Pace, complexity and the cyber gap
Once, organisations might have launched a new system every few years. Today, updates drop weekly and new features arrive at speed. AI adoption compounds complexity.
Too often, cyber is bolted on at the end as a compliance check. But think of cyber as the internal Lego connectors that hold a model together. You do not see the connectors, but they’re critical. If you skip them and try to add them after the build, the whole thing falls apart. That’s why secure-by-design approaches, continual monitoring and embedded security must be part of the design from day one.
The 2025 EY Global Cybersecurity Leadership Insights Study shows why this matters. In Oceania, just 12% of chief information security officers (CISOs) told us they are consulted early when strategic decisions are made.
From cost to value
CISOs understand the challenge. Boards understand the consequences. But there are still strategic stakeholders who see cyber as expense rather than an enabler.

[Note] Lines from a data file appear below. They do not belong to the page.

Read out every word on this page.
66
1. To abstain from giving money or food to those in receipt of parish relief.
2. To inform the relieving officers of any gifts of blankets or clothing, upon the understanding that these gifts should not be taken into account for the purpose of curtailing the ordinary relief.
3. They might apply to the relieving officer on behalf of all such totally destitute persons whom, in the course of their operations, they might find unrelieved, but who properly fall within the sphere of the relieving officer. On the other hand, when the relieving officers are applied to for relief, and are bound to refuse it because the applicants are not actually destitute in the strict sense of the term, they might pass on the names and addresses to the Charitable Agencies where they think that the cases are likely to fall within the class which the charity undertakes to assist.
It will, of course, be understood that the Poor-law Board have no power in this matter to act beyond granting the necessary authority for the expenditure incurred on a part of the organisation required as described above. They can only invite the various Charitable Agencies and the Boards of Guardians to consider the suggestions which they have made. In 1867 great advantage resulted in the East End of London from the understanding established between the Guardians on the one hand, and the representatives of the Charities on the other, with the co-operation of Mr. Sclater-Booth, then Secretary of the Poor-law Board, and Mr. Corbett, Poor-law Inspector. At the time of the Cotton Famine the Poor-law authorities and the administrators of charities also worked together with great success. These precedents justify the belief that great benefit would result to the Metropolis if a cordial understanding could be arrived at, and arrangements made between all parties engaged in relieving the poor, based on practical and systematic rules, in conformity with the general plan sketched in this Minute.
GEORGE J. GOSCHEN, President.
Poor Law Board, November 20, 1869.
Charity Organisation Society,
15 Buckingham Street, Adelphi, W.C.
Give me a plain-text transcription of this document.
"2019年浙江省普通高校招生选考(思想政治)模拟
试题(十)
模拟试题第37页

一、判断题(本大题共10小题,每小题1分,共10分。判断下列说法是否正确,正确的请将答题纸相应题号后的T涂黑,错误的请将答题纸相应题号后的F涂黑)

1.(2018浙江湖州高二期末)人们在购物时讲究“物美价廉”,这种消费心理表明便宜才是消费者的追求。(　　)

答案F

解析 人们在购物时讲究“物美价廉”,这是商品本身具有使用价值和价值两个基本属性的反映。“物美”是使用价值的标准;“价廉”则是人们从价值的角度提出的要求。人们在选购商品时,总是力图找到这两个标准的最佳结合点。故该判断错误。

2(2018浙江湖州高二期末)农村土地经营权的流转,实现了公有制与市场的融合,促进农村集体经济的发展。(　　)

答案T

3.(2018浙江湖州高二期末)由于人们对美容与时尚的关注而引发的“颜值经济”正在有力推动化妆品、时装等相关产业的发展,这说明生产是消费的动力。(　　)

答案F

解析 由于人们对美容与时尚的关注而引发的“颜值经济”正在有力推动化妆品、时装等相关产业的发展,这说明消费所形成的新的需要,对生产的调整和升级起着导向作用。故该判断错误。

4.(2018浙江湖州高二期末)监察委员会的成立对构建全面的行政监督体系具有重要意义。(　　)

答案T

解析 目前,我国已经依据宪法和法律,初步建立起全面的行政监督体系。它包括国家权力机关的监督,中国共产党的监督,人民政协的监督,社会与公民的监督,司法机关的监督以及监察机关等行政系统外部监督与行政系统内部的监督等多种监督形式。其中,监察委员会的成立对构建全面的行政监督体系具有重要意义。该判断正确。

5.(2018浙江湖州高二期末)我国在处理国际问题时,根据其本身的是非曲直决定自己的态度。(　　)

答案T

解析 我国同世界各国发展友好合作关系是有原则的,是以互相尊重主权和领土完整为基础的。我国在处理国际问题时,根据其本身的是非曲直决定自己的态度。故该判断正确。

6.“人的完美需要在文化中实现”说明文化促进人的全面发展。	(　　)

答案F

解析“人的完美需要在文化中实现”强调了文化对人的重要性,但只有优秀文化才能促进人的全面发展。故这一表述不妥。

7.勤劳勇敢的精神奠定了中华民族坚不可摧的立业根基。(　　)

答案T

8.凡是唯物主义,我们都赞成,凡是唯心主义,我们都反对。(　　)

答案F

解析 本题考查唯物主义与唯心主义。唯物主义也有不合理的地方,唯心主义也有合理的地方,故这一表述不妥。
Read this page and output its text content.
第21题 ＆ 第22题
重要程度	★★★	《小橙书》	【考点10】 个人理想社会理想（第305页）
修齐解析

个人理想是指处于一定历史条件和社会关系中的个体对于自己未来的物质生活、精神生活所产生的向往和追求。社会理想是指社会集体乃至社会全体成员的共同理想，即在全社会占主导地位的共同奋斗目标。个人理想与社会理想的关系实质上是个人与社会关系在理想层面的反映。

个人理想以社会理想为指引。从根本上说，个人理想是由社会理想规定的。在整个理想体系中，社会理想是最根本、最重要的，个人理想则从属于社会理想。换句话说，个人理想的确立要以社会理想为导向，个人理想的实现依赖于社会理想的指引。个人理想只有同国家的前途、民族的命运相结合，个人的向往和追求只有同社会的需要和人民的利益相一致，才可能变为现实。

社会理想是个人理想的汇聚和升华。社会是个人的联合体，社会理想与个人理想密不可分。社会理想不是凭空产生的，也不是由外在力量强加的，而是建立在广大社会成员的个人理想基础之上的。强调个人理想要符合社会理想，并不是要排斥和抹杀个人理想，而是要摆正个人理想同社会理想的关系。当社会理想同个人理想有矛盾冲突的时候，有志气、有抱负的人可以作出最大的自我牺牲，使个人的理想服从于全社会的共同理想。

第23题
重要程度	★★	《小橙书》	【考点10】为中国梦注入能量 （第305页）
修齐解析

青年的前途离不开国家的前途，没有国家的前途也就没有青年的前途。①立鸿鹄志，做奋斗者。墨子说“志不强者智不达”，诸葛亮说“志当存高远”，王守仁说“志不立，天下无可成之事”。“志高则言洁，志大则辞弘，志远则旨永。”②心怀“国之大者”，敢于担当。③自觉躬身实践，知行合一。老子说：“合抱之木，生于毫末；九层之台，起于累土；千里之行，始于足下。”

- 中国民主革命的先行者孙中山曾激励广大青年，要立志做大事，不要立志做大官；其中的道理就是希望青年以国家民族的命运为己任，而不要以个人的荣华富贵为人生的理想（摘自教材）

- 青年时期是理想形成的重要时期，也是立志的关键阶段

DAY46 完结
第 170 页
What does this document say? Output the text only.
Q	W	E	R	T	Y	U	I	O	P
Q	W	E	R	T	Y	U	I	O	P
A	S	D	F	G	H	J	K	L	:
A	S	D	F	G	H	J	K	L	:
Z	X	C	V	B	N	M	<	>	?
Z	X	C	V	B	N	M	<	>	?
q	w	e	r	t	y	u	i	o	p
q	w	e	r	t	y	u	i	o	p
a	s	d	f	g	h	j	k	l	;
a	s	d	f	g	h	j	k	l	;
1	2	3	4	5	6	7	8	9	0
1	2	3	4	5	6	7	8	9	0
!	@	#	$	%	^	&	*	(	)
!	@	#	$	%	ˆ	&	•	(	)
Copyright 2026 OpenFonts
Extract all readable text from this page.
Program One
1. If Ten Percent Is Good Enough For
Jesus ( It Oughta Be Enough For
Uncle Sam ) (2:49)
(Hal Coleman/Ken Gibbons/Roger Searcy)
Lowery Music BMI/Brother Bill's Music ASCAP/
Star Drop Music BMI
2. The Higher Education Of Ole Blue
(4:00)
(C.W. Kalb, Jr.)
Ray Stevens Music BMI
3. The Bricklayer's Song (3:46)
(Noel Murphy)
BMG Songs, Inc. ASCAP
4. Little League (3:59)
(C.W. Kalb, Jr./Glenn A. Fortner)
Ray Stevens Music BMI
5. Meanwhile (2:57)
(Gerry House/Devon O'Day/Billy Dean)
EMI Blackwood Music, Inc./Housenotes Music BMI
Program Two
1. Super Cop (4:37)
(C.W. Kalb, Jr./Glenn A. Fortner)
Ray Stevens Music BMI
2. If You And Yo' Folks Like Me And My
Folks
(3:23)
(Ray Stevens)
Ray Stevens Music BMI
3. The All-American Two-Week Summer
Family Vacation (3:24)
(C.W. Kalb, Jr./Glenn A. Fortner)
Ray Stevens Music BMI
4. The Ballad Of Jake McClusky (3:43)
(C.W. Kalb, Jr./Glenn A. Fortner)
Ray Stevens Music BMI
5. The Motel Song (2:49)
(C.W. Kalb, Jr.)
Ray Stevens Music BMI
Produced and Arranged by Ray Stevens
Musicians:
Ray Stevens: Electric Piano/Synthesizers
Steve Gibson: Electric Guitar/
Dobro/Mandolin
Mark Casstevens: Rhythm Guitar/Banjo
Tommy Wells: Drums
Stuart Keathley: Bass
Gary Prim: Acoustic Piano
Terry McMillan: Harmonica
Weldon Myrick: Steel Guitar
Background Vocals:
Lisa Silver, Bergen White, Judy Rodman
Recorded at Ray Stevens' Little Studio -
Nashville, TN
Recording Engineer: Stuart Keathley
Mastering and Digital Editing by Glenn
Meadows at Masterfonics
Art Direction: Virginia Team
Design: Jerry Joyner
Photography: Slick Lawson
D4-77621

That’s partly because value can be hard to articulate. The EY study found 58% of CISOs in Oceania say it’s difficult to explain their contribution beyond risk protection.
Yet, when cyber is embedded early, it becomes the quiet engine of value creation. It fuels ideation, with one participant in our study noting “a secure digital space for our innovation lab allowed creative projects to thrive”. It elevates customer experience, with another explaining how an advanced security framework “allowed seamless scaling during peak business periods, reducing delays.” It strengthens reputation, as “customer complaints are resolved faster,” said a third.
These examples illustrate why every dollar invested in value-creation initiatives delivers a far greater return – generating outcomes 6.6 times higher than traditional security spend.
From lessons to levers
The EY research offers three lessons for New Zealand companies uplifting their cyber capabilities:
- Reframe the cyber role: Don’t position cyber as an after-the-fact guardian. Operational teams need to see it as an enabler of transformation – the factor that lets projects go faster, scale safely and earn trust.
- Quantify cyber’s value: Cyber isn’t just insurance. Globally, security functions add a median of US$9 million to each enterprise-wide initiative, typically accounting for 11–20% of the value created. Bring cyber in early and deliver more outcome for the same spend.
- Build trust in AI adoption: New Zealand organisations are racing ahead with AI pilots, but only 42% of cybersecurity functions are meaningfully involved in helping other functions adopt AI. That leaves a big exposure. Every new tool, workflow or data feed needs cyber at the table from day one – or the risks compound faster than they can be managed.
Cyber isn’t a compliance task. It’s a capability multiplier. Embrace that, and New Zealand companies can turn today’s background risk into tomorrow’s competitive advantage.